In deze civiele procedure, behandeld door de Rechtbank Amsterdam, heeft eiseres, een besloten vennootschap, vorderingen ingesteld tegen twee gedaagden die niet verschenen zijn, en tegen een derde gedaagde die wel aanwezig was. De procedure begon met een dagvaarding op 20 september 2019, gevolgd door verschillende processtukken, waaronder een conclusie van antwoord en een vonnis in incident. Tijdens een bijeenkomst op 7 juli 2020 verschenen alleen eiseres en gedaagde 3, terwijl de andere gedaagden verstek lieten verlenen. Eiseres trok haar vordering tegen gedaagde 3 in, wat leidde tot het doorhalen van de procedure tegen deze partij.
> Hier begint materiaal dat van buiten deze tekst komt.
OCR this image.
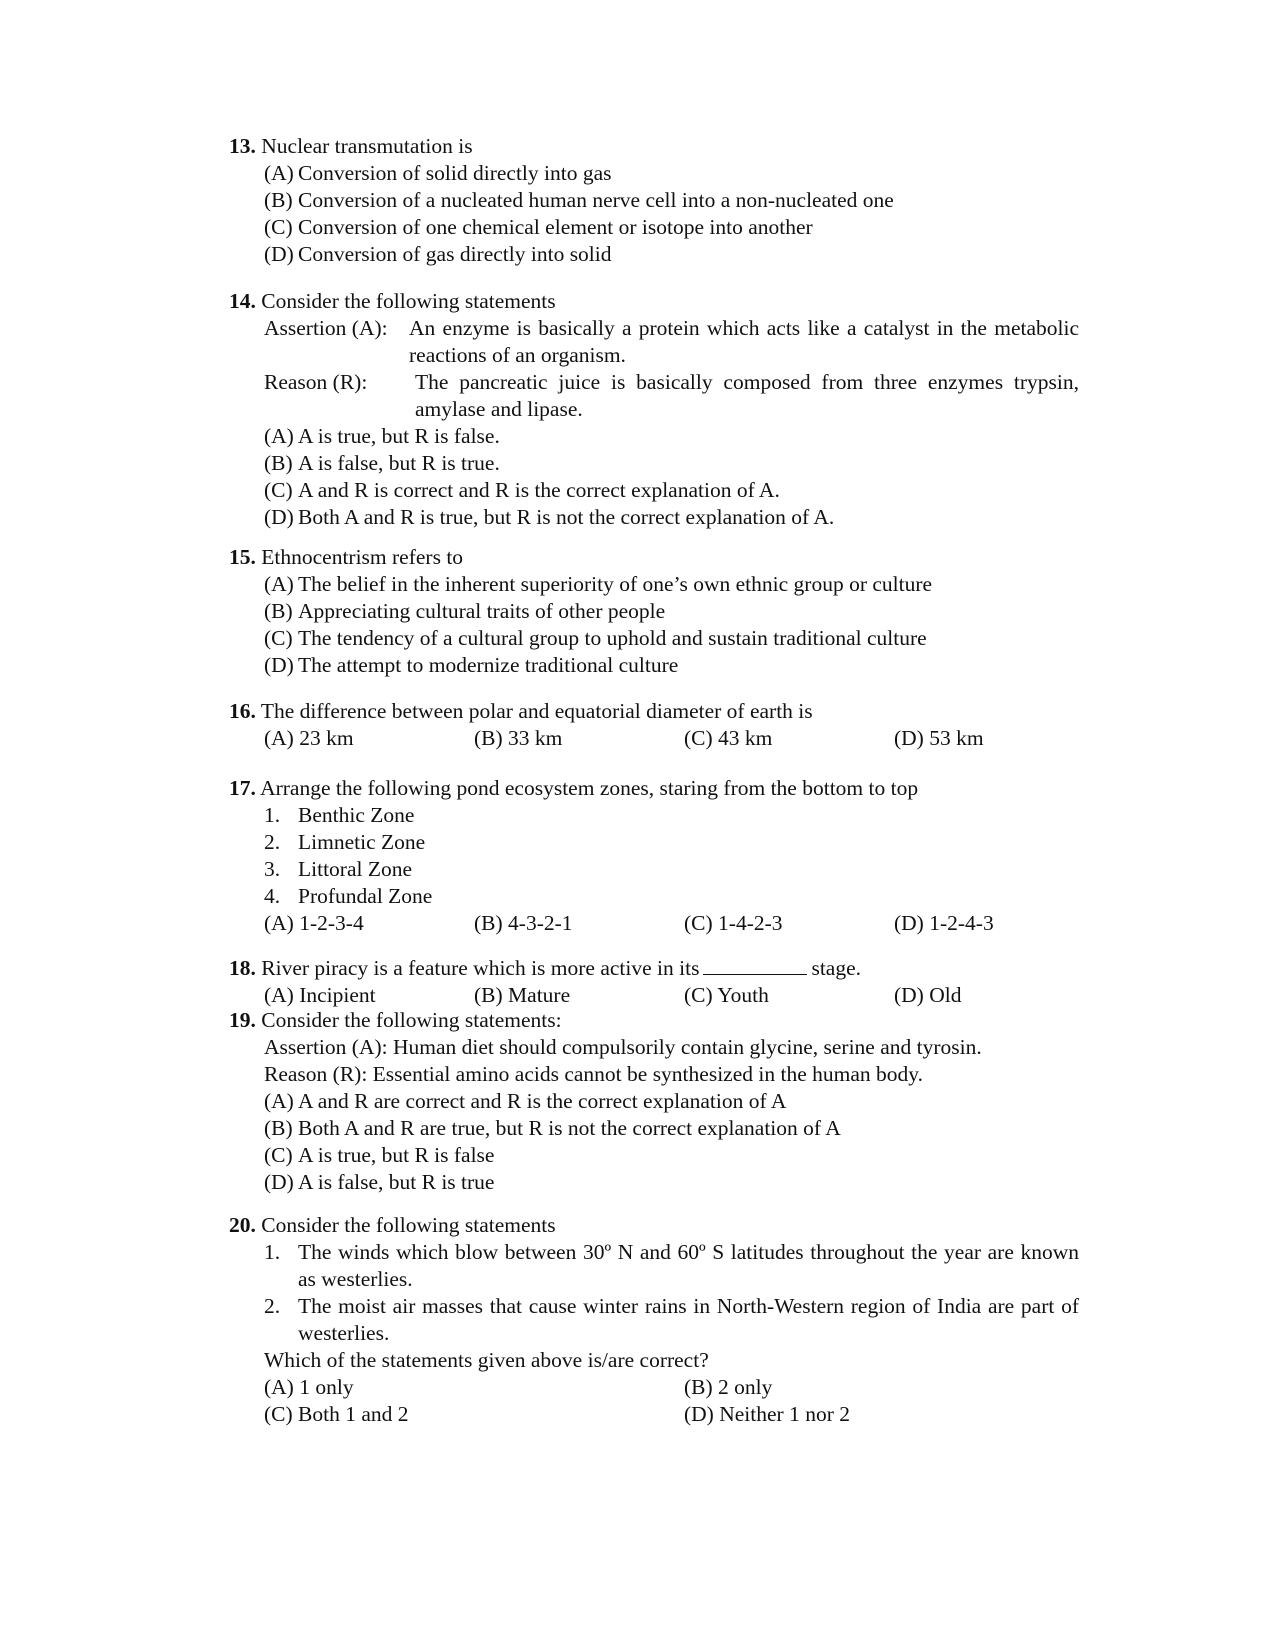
13. Nuclear transmutation is
(A) Conversion of solid directly into gas
(B) Conversion of a nucleated human nerve cell into a non-nucleated one
(C) Conversion of one chemical element or isotope into another
(D) Conversion of gas directly into solid
14. Consider the following statements
Assertion (A): An enzyme is basically a protein which acts like a catalyst in the metabolic reactions of an organism.
Reason (R):	The pancreatic juice is basically composed from three enzymes trypsin, amylase and lipase.
(A) A is true, but R is false.
(B) A is false, but R is true.
(C) A and R is correct and R is the correct explanation of A.
(D) Both A and R is true, but R is not the correct explanation of A.
15. Ethnocentrism refers to
(A) The belief in the inherent superiority of one’s own ethnic group or culture
(B) Appreciating cultural traits of other people
(C) The tendency of a cultural group to uphold and sustain traditional culture
(D) The attempt to modernize traditional culture
16. The difference between polar and equatorial diameter of earth is
(A) 23 km	(B) 33 km	(C) 43 km	(D) 53 km
17. Arrange the following pond ecosystem zones, staring from the bottom to top
1. Benthic Zone
2. Limnetic Zone
3. Littoral Zone
4. Profundal Zone
(A) 1-2-3-4	(B) 4-3-2-1	(C) 1-4-2-3	(D) 1-2-4-3
18. River piracy is a feature which is more active in its	stage.
(A) Incipient	(B) Mature	(C) Youth	(D) Old
19. Consider the following statements:
Assertion (A): Human diet should compulsorily contain glycine, serine and tyrosin.
Reason (R): Essential amino acids cannot be synthesized in the human body.
(A) A and R are correct and R is the correct explanation of A
(B) Both A and R are true, but R is not the correct explanation of A
(C) A is true, but R is false
(D) A is false, but R is true
20. Consider the following statements
1. The winds which blow between 30º N and 60º S latitudes throughout the year are known as westerlies.
2. The moist air masses that cause winter rains in North-Western region of India are part of westerlies.
Which of the statements given above is/are correct?
(A) 1 only	(B) 2 only
(C) Both 1 and 2	(D) Neither 1 nor 2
De kantonrechter heeft geoordeeld dat, omdat er een schikking was bereikt met de verschenen gedaagde, de vorderingen tegen de niet verschenen gedaagden in de vorm van een verstekvonnis moesten worden behandeld. Eiseres vorderde betaling van een hoofdsom van € 15.445,76, contractuele rente en buitengerechtelijke incassokosten. De kantonrechter heeft geoordeeld dat de vordering tegen gedaagde 1 toewijsbaar was, maar dat de vordering tegen de vennootschap onder firma ongegrond was, omdat deze niet als schuldenaar in de leningsovereenkomst was genoemd.
Het vonnis, uitgesproken op 21 augustus 2020, veroordeelt gedaagde 1 tot betaling van de hoofdsom, rente en incassokosten, en legt de proceskosten bij gedaagde 1 neer. De kantonrechter heeft ook de nakosten toegewezen en het vonnis uitvoerbaar bij voorraad verklaard. Het meer of anders gevorderde is afgewezen.